The Classic Mystery Collection - Arthur Conan Doyle [5578]
Now, as I crouched there in that dark apartment listening for a repetition of the sound, I scarcely dared to conjecture what might have occasioned it, but my imagination peopled the place with reptiles which writhed upon the floor, with tarantulas and other deadly insects which crept upon the walls, which might drop upon me from the ceiling at any moment.
Then, since nothing stirred about me, I ventured to move, turning my shoulders, for I was unable to move my aching head; and I looked in the direction from which a faint, very faint, light proceeded.
A regular tapping sound now began to attract my attention, and, having turned about, I perceived that behind me was a broken window, in places patched with brown paper; the corner of one sheet of paper was detached, and the rain trickled down upon it with a rhythmical sound.
In a flash I realized that I lay in the room immediately above the archway; and listening intently, I perceived above the other faint sounds of the night, or thought that I perceived, the hissing of the gas from the extinguished lamp-burner.
Unsteadily I rose to my feet, but found myself swaying like a drunken man. I reached out for support, stumbling in the direction of the wall. My foot came in contact with something that lay there, and I pitched forward and fell. . . .

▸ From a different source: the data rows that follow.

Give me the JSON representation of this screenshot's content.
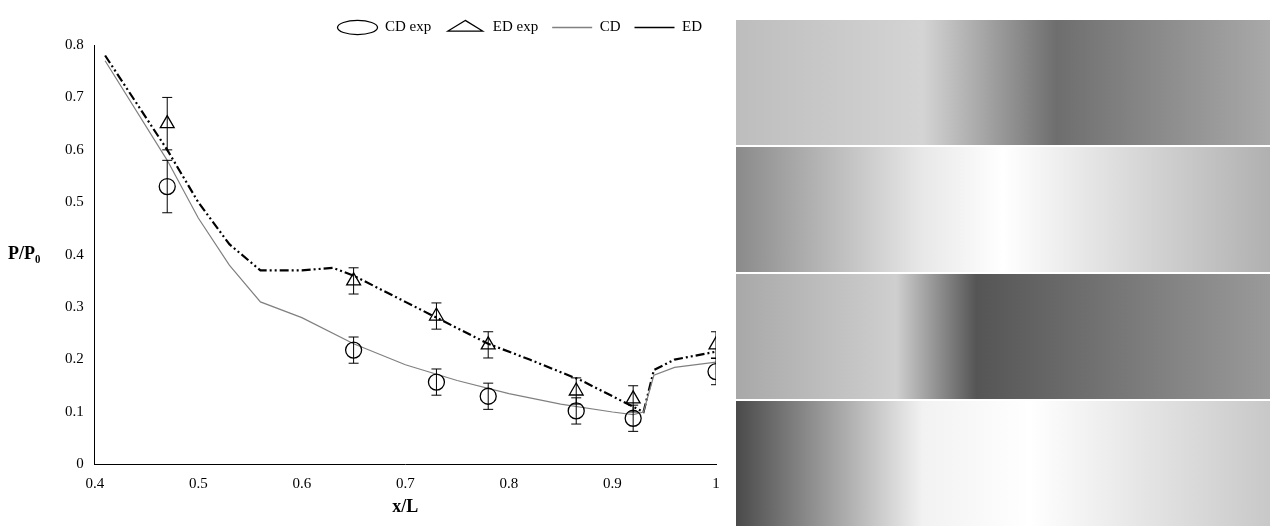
{
  "chart_data": {
    "type": "line",
    "x_label": "x/L",
    "y_label": "P/P₀",
    "xlim": [
      0.4,
      1
    ],
    "xticks": [
      0.4,
      0.5,
      0.6,
      0.7,
      0.8,
      0.9,
      1
    ],
    "ylim": [
      0,
      0.8
    ],
    "yticks": [
      0,
      0.1,
      0.2,
      0.3,
      0.4,
      0.5,
      0.6,
      0.7,
      0.8
    ],
    "grid": false,
    "legend": "top-right",
    "series": [
      {
        "name": "CD",
        "type": "line",
        "color": "#808080",
        "line_style": "solid",
        "x": [
          0.41,
          0.47,
          0.5,
          0.53,
          0.56,
          0.6,
          0.65,
          0.7,
          0.75,
          0.8,
          0.85,
          0.9,
          0.92,
          0.93,
          0.94,
          0.96,
          1.0
        ],
        "values": [
          0.77,
          0.58,
          0.47,
          0.38,
          0.31,
          0.28,
          0.23,
          0.19,
          0.16,
          0.135,
          0.115,
          0.1,
          0.095,
          0.1,
          0.17,
          0.185,
          0.195
        ]
      },
      {
        "name": "ED",
        "type": "line",
        "color": "#000000",
        "line_style": "dash-dot-dot",
        "x": [
          0.41,
          0.47,
          0.5,
          0.53,
          0.56,
          0.6,
          0.63,
          0.65,
          0.7,
          0.73,
          0.78,
          0.82,
          0.87,
          0.9,
          0.93,
          0.94,
          0.96,
          1.0
        ],
        "values": [
          0.78,
          0.6,
          0.5,
          0.42,
          0.37,
          0.37,
          0.375,
          0.36,
          0.31,
          0.28,
          0.23,
          0.2,
          0.16,
          0.13,
          0.1,
          0.18,
          0.2,
          0.215
        ]
      },
      {
        "name": "CD exp",
        "type": "scatter",
        "color": "#000000",
        "marker": "circle",
        "x": [
          0.47,
          0.65,
          0.73,
          0.78,
          0.865,
          0.92,
          1.0
        ],
        "values": [
          0.53,
          0.218,
          0.157,
          0.13,
          0.102,
          0.088,
          0.177
        ],
        "errors": [
          0.05,
          0.025,
          0.025,
          0.025,
          0.025,
          0.025,
          0.025
        ]
      },
      {
        "name": "ED exp",
        "type": "scatter",
        "color": "#000000",
        "marker": "triangle",
        "x": [
          0.47,
          0.65,
          0.73,
          0.78,
          0.865,
          0.92,
          1.0
        ],
        "values": [
          0.65,
          0.35,
          0.283,
          0.228,
          0.14,
          0.125,
          0.228
        ],
        "errors": [
          0.05,
          0.025,
          0.025,
          0.025,
          0.025,
          0.025,
          0.025
        ]
      }
    ]
  }
}
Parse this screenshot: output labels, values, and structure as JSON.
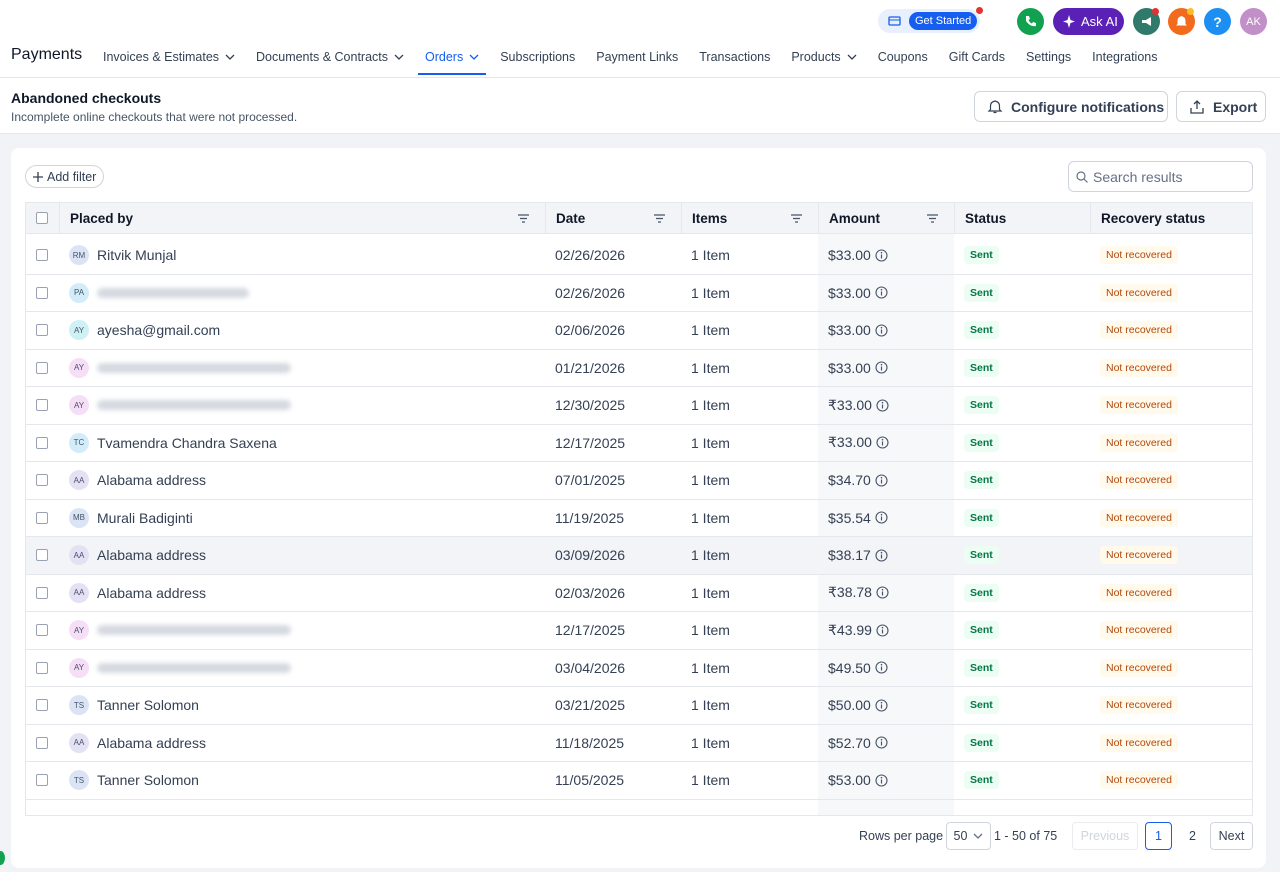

I anticipated a crash which would put an end to my hopes of escape, but my fall was comparatively noiseless--for I fell upon the body of a man who lay bound up with rope close against the wall!
A moment I stayed as I fell, the chest of my fellow captive rising and falling beneath me as he breathed. Knowing that my life depended upon retaining a firm hold upon myself, I succeeded in overcoming the dizziness and nausea which threatened to drown my senses, and, moving back so that I knelt upon the floor, I fumbled in my pocket for the electric lamp which I had placed there. My raincoat had been removed whilst I was unconscious, and with it my pistol, but the lamp was untouched.
I took it out, pressed the button, and directed the ray upon the face of the man beside me.
It was Nayland Smith!
Trussed up and fastened to a ring in the wall he lay, having a cork gag strapped so tightly between his teeth that I wondered how he had escaped suffocation.
But, although a grayish pallor showed through the tan of his skin, his eyes were feverishly bright, and there, as I knelt beside him, I thanked heaven, silently but fervently.
Then, in furious haste, I set to work to remove the gag. It was most ingeniously secured by means of leather straps buckled at the back of his head, but I unfastened these without much difficulty, and he spat out the gag, uttering an exclamation of disgust.
"Thank God, old man!" he said, huskily. "Thank God that you are alive! I saw them drag you in, and I thought . . ."
"I have been thinking the same about you for more than twenty-four hours," I said, reproachfully. "Why did you start without--"
"I did not want you to come, Petrie," he replied. "I had a sort of premonition. You see it was realized; and instead of being as helpless as I, Fate has made you the instrument of my release. Quick! You have a knife? Good!" The old, feverish energy was by no means extinguished in him. "Cut the ropes about my wrists and ankles, but don't otherwise disturb them--"
I set to work eagerly.
"Now," Smith continued, "put that filthy gag in place again--but you need not strap it so tightly! Directly they find that you are alive, they will treat you the same--you understand? She has been here three times--"
"Karamaneh?" . . .
"Ssh!"
I heard a sound like the opening of a distant door.
"Quick! the straps of the gag!" whispered Smith, "and pretend to recover consciousness just as they enter--"
Clumsily I followed his directions, for my fingers were none too steady, replaced the lamp in my pocket, and threw myself upon the floor.